Consistency and bias of OLS estimators

Given random variables \(Y\colon \Omega \to \mathbb R\) and \(X\colon \Omega \to \mathbb R ^{p}\) defined on an event space \(\Omega\), denote:

\[ \beta = \arg \min _{\beta ^\prime } \mathbb E[(Y-X \beta^\prime )^2]= \mathbb E(X^TX)^{-1}\mathbb E(X^TY), \tag{1}\]

so that \(X \beta\) is the best linear predictor of \(Y\) in terms of \(X\) (\(X\) is regarded as a row vector).

Let \((\textbf Y, \textbf X)\) be independent samples from the joint \(XY\) distribution, with independent observations stacked vertically in \(N \times 1\) and \(N \times p\) matrices respectively, as customary. Then the usual Ordinary Least Squares (OLS) estimator of \(\beta\) is given by:

\[ \hat \beta = \arg \min _{\beta ^\prime}(\textbf Y - \textbf X \beta ^\prime)^2=(\textbf X^T\textbf X)^{-1} \textbf X^T \textbf Y. \tag{2}\]

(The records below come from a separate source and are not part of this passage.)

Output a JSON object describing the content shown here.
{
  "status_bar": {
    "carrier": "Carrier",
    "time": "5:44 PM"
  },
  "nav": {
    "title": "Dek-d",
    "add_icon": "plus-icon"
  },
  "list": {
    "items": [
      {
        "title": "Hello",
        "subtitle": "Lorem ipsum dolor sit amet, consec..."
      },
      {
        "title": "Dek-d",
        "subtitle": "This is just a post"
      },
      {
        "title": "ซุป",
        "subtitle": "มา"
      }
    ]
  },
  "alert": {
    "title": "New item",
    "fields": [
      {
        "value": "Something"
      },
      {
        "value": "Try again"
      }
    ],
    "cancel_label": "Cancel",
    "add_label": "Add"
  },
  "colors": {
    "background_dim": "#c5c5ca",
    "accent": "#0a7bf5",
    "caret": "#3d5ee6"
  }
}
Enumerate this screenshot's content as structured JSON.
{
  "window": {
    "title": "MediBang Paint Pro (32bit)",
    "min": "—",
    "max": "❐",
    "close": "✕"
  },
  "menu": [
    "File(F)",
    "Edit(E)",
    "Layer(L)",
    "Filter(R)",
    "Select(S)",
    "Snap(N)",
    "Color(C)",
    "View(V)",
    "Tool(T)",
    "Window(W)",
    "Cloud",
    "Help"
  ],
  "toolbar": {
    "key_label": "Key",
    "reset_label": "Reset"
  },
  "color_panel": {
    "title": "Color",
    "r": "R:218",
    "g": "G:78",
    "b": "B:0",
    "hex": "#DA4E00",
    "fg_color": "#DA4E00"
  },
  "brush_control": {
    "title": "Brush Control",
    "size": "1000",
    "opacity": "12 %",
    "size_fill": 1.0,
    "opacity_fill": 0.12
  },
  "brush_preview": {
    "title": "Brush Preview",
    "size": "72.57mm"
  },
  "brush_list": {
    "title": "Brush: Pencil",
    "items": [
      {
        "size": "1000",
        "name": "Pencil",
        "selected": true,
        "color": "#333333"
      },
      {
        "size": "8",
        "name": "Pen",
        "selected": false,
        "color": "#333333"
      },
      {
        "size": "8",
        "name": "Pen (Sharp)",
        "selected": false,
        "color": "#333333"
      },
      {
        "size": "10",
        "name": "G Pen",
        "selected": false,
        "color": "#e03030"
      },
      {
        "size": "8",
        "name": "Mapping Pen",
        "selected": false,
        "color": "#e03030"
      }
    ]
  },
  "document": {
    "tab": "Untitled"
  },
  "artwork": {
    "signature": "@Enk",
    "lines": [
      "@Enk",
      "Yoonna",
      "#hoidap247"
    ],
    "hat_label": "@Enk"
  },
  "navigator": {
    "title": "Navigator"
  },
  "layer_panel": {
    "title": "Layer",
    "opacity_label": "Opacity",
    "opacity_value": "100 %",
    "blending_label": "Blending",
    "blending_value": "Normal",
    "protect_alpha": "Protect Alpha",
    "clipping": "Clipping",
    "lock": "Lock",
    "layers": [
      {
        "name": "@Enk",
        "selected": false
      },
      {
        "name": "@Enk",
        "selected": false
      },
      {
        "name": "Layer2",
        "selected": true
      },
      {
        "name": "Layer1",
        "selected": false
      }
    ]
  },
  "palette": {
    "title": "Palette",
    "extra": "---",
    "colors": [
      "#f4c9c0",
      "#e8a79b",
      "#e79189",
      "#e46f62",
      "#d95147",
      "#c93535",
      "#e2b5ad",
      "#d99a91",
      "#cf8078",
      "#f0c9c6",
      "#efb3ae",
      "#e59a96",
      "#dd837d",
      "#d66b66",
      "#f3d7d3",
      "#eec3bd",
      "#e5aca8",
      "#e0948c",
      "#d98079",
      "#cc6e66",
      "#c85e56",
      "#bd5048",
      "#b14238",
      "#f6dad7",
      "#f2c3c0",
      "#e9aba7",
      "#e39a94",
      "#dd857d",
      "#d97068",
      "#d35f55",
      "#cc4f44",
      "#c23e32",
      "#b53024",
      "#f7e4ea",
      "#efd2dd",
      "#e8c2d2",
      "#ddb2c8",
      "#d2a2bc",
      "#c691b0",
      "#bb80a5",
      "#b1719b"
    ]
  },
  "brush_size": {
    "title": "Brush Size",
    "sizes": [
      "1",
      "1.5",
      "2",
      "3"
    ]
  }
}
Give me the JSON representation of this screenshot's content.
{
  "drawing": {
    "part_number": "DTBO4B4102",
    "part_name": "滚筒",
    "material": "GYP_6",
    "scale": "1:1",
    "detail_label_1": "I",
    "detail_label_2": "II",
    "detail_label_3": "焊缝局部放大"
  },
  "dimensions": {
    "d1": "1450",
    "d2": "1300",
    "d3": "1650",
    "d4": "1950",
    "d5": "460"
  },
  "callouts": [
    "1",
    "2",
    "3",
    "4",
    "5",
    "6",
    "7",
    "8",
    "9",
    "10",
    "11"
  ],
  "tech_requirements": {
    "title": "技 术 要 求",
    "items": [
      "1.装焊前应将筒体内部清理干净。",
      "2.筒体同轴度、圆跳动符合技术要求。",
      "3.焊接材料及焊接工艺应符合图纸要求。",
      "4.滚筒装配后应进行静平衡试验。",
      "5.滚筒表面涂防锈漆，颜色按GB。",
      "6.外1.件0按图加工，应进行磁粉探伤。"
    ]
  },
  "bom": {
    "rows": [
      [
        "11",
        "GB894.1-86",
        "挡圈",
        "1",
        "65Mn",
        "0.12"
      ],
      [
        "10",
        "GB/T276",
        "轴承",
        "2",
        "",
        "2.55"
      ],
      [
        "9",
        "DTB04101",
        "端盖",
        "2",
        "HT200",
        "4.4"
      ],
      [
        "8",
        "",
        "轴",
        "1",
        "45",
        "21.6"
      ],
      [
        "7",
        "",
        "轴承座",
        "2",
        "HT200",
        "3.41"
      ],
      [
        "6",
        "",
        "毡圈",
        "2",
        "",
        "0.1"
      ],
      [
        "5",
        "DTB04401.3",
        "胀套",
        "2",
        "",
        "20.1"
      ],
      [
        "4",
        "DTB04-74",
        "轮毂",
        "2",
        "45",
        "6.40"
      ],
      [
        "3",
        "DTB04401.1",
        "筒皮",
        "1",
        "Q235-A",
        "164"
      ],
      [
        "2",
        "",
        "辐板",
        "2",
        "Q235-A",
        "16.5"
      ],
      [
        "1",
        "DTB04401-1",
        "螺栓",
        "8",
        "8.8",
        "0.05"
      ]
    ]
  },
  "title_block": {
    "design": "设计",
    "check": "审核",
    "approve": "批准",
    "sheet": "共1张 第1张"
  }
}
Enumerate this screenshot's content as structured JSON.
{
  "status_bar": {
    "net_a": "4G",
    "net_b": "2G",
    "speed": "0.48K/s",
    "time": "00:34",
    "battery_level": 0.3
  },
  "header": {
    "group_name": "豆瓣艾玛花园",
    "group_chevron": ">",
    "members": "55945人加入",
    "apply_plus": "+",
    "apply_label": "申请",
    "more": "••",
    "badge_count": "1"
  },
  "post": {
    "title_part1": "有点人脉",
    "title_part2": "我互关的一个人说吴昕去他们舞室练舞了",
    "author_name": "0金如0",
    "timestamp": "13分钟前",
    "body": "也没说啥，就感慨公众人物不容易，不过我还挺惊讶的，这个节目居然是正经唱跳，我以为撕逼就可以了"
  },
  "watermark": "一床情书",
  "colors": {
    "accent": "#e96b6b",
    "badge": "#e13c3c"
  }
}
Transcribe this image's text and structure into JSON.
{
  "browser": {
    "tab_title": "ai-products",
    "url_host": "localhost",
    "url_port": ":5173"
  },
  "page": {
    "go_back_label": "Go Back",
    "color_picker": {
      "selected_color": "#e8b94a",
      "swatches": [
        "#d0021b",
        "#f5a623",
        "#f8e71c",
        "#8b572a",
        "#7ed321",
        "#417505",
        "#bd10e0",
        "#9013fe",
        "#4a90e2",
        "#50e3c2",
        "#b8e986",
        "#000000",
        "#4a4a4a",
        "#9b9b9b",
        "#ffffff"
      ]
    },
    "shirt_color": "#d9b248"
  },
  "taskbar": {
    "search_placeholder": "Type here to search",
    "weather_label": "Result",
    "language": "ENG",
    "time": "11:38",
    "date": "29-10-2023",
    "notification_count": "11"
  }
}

This is a consistent, but generally biased estimator of \(\beta\).

Comparing Equation 1 and Equation 2, consistency follows immediately from the law of large numbers and continuity. In order to show that \(\mathbb E (\hat \beta) \neq \beta\) in general, it is sufficient to provide an example.

Consider, for instance (example adapted from D.A. Freedman):

\[ X \sim \mathcal N (0, 1),\qquad Y=X(1+aX^2) \] Recalling that \(\mathbb E (X^4) = 3\) for the standard normal, we have:

\[ \beta = 1+3a, \] where we have ignored a potential intercept term (which would vanish here, since \(\mathbb E (Y) = 0\)). To compute \(\mathbb E (\hat \beta)\), we use the identity \(\frac{e^{-z}}{z} = \intop _1 ^\infty \text d t\, e ^{-zt}\) to rewrite this expected value as:

\[ \begin{split} \mathbb E (\hat \beta) & = (2 \pi)^{-N/2} \intop \text d\textbf X \,e^{-\sum _j X_i ^2 /2} \dfrac{\sum _i X_i^2(1+aX_i^2)}{\sum _i X_i^2} = \frac{N}{2}\intop_1 ^\infty \text d t\,I(t) \\ I(t) & \equiv (2 \pi)^{-N/2} \intop \text d\textbf X\, e^{-t \sum _j X_j ^2 /2}X_1^2(1+aX_1^2) \end{split} \] The inner integral can be computed easily:

\[ I(t) = t^{-\frac{N}{2}}(\frac{1}{t}+a\frac{3}{t^2}) \] and we eventually find: \[ \mathbb E (\hat \beta) = 1+3 a\frac{N}{N+2} \]

The bias is thus given by:

\[ \beta - \mathbb E (\hat \beta) = \frac{6a}{N+2} \] This vanishes linearly, in agreement with the fact that \(\sqrt N (\hat \beta - \beta )\) converges in probability to a gaussian with zero mean and finite variance (which requires the bias to be \(o(N^{-1/2})\)).